- Genre: Comedy-drama
- Created by: Steven Moffat
- Written by: Steven Moffat
- Directed by: Ben Palmer
- Starring: Hugh Bonneville; Karen Gillan; Alex Kingston; Nick Mohammed; Simon Russell Beale; Ben Miles; Madeleine Power;
- Country of origin: United Kingdom
- Original language: English
- No. of series: 1
- No. of episodes: 4

Production
- Executive producers: Steven Moffat; Ben Palmer; Sue Vertue;
- Producer: Lawrence Till
- Running time: 40-45 minutes
- Production company: Hartswood Films

Original release
- Network: ITV1
- Release: 27 June – 18 July 2024

= Douglas Is Cancelled =

British television series

Douglas Is Cancelled is a 2024 British television four-part comedy-drama created and written by Steven Moffat, directed by Ben Palmer and starring Hugh Bonneville, Karen Gillan and Alex Kingston. It was first aired weekly from 27 June 2024 on ITV1, with all four episodes made immediately available on ITVX on that date.

==Synopsis==

Douglas Bellowes is a widely respected television news anchor, whose life begins to unravel when he is accused on social media of making a sexist joke at a wedding.

==Cast==
- Hugh Bonneville as Douglas Bellowes, lead presenter for Live at Six news
- Karen Gillan as Madeline Crow, Douglas's co-presenter
- Alex Kingston as Sheila Bellowes, Douglas’s wife and a newspaper editor
- Nick Mohammed as Morgan, a comedy writer working for Live at Six
- Simon Russell Beale as Bently, Douglas's agent
- Ben Miles as Toby, Douglas's producer
- Madeleine Power as Claudia Bellowes, Douglas's daughter and political activist
- Joe Wilkinson as Tom, Toby's driver
- Kirsty Wark as Interviewer

==Episodes==

| No. | Episode | Directed by | Written by | Original release date |
|---|---|---|---|---|
| 1 | Episode 1 | Ben Palmer | Steven Moffat | 27 June 2024 |
| 2 | Episode 2 | Ben Palmer | Steven Moffat | 4 July 2024 |
| 3 | Episode 3 | Ben Palmer | Steven Moffat | 11 July 2024 |
| 4 | Episode 4 | Ben Palmer | Steven Moffat | 18 July 2024 |

==Production==
The series was written by Steven Moffat, directed by Ben Palmer, and produced by Hartswood Films in association with SkyShowtime and BBC Studios Distribution. Moffat also serves as executive producer alongside his wife Sue Vertue, with Lawrence Till as producer. Moffat described writing the script "in secret".

===Filming===
Production started on the four-part series in London in November 2023.

===Casting===
In November 2023, Hugh Bonneville, Karen Gillan, Alex Kingston, Ben Miles, Simon Russell Beale and Nick Mohammed were confirmed in the cast.

==Broadcast==
The entire series has been available in the UK on ITVX since 27 June 2024, and was aired weekly on ITV1 from 27 June to 18 July 2024. In Australia, it is available to stream on ABC iview.

==Critical reception==
On Rotten Tomatoes, 77% of 26 reviews are positive for the miniseries. The critics' consensus on the website
states: "While this satire's scattershot aim at thorny topics doesn't hit every target, Hugh Bonneville's expertly hapless performance makes it a squirmy pleasure to watch." On Metacritic, it received an average score of 61 based on 13 critics reviews.

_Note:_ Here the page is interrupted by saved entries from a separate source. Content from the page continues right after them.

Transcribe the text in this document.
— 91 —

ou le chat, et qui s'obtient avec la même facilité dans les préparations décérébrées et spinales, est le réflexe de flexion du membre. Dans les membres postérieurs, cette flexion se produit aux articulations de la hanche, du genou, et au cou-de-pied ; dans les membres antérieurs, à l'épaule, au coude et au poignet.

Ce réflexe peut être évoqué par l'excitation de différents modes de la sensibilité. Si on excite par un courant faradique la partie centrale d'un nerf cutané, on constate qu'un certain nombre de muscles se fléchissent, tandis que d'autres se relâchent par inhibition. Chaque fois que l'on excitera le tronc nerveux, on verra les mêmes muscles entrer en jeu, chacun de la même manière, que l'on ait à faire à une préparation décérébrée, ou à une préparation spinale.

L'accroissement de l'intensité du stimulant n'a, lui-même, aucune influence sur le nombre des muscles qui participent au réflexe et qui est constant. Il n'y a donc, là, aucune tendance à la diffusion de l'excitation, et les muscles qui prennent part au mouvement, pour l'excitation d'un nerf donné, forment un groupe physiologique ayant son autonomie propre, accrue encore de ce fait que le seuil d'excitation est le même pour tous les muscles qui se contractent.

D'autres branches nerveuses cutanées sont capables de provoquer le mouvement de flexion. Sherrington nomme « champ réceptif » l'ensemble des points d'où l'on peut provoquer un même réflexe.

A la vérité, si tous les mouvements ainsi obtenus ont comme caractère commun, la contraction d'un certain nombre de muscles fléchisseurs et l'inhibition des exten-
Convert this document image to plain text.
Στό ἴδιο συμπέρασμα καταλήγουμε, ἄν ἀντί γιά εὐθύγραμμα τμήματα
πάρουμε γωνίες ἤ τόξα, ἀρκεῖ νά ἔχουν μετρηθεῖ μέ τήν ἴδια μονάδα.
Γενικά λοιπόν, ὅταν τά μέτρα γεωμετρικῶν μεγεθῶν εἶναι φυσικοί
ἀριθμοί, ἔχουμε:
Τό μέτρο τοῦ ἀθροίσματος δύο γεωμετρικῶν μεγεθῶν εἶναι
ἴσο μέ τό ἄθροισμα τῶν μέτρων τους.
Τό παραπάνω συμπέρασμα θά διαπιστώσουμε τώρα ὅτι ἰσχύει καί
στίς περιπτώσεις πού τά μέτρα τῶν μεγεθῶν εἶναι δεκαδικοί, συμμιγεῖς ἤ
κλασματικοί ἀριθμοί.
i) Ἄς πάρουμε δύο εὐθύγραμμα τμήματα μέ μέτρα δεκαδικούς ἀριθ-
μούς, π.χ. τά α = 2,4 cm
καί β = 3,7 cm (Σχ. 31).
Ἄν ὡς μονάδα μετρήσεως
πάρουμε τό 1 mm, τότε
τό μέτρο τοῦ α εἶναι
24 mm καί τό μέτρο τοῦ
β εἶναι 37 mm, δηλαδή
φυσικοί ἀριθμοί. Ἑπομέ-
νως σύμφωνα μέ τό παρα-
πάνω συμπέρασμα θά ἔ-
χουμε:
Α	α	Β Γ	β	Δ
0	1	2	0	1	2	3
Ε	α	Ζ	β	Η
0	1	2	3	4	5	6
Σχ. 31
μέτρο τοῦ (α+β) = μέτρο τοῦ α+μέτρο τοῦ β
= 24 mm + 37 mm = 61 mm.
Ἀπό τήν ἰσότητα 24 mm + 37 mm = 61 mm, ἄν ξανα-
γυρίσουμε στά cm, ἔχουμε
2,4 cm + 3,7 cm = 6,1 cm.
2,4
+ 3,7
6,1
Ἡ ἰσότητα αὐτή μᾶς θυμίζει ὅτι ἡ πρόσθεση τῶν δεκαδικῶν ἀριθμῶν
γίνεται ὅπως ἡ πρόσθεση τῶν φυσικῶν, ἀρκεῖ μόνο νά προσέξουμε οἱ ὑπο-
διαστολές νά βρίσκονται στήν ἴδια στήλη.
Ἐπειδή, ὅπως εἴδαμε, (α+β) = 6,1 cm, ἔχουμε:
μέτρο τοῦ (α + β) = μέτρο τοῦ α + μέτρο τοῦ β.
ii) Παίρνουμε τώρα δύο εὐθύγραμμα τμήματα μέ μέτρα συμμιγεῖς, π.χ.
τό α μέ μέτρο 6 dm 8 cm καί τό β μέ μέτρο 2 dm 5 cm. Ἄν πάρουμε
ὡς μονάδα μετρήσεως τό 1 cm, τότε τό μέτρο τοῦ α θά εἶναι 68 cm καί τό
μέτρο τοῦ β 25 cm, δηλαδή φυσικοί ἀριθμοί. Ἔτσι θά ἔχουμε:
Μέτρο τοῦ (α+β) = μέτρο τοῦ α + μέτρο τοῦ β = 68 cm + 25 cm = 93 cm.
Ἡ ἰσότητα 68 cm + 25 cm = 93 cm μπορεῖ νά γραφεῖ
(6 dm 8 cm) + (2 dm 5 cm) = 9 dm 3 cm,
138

Amber Dowling of The Globe and Mail writes that the miniseries "makes the case for character studies, deeply examining characters as they are in the moment, and proves that, sometimes, it's more compelling to present people at their core and allow viewers to draw their own conclusions". In The Times, Carol Midgley describes the "claustrophobic intensity" of the third episode as "excruciating. Mostly in a good way".

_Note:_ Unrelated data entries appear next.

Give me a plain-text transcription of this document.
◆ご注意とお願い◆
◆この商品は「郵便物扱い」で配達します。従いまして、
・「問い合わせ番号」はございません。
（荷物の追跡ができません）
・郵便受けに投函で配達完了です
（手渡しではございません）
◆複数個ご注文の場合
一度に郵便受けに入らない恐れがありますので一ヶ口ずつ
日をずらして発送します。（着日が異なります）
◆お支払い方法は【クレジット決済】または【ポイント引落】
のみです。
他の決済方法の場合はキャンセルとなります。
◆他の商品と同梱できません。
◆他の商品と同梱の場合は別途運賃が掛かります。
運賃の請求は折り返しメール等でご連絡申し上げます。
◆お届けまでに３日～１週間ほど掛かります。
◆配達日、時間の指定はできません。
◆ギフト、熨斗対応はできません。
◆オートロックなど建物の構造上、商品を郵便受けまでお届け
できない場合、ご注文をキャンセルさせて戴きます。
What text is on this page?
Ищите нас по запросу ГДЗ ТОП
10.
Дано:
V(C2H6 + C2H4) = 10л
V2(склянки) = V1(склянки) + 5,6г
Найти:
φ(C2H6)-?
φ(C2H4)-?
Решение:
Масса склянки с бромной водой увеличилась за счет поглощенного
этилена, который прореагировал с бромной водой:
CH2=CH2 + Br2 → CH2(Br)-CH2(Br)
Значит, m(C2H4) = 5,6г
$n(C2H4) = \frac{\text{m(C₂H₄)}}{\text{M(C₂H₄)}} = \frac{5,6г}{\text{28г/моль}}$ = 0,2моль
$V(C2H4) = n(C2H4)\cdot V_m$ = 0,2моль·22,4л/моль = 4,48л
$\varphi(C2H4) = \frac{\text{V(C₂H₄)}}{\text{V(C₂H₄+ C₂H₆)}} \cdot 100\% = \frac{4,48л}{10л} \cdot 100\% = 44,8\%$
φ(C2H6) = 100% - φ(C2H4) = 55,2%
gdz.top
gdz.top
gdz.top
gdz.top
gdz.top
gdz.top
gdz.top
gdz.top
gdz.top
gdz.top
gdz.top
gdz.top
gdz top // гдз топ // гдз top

Writing for The A.V. Club, Tim Lowery stated that the "tonal shift […] almost lands. But the workplace-comedy trappings and quips that can make this watch enjoyable […] often feel at odds with the serious things Moffat is trying to say and portray. And it’s hard not to walk away thinking that another British miniseries, last year’s A Very Royal Scandal […] not only got there first—but did it better."

Gillan was nominated for Best Actress (film and television) at the 2025 British Academy Scotland Awards.